Varahamihira in his Brihat Jataka states – “Death will take place in places similar to the rasi occupied by the lord of the navamsa, in which birth falls. Further details or specialities must be described by conjunctions and planetary aspects. The time of death has to be identified by the unrisen number of navamsas in the birth. If the birth lord aspects it, the time must be doubled; aspected by benefics the time will be trebled.”

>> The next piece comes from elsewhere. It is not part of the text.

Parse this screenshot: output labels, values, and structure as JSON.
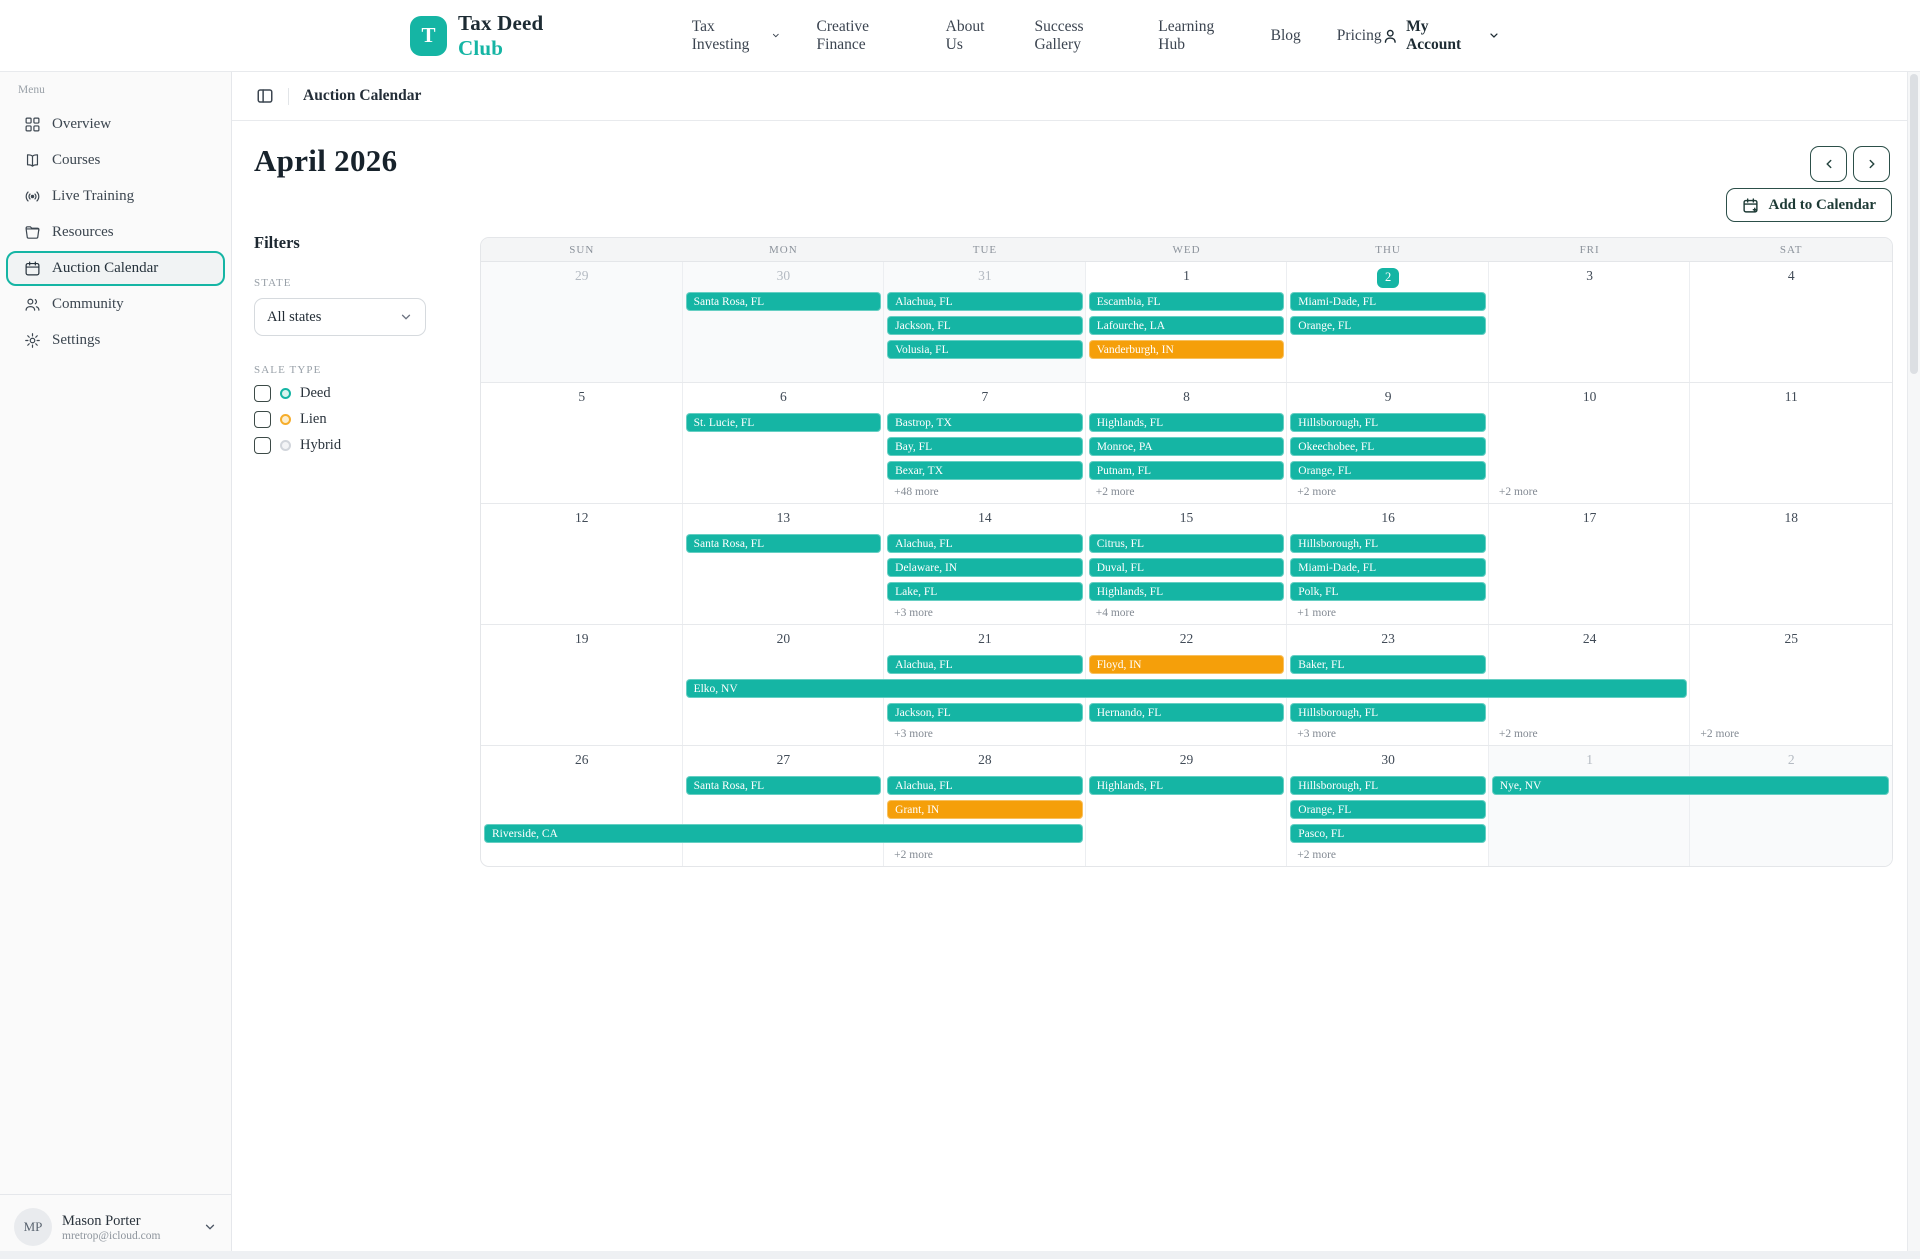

Narayanan Nambutiri, the author of Prasna Marga, who follows Varahamihira, in Chapter XXXII St.116-118 states that firstly total the bindus (before reduction) in Saturn’s Ashtakavarga from the lagna to the sign occupied by Saturn; and from the sign occupied by Saturn to the lagna, these two numbers will indicate the age when the native will be attacked by disease or misfortune; the total of these two figures also indicates the age of troubles. If the end or a beginning of a malefic dasha coincides with the age represented by these three figures, then death may take place. Multiply the Sodya Pinda of Saturn by the bindus in the 8th house from Saturn in his own Ashtakavarga, divide the product by 27; when Saturn transits the nakshatra represented by the remainder or trinal nakshatra, then death may take place. Multiply the bindus in the sign occupied by Jupiter or the Sun in Saturn’s Ashtakavarga by Saturn’s Sodya Pinda and divide the product by 12, the remainder will be the sign transited by Jupiter or the Sun respectively at the time of death.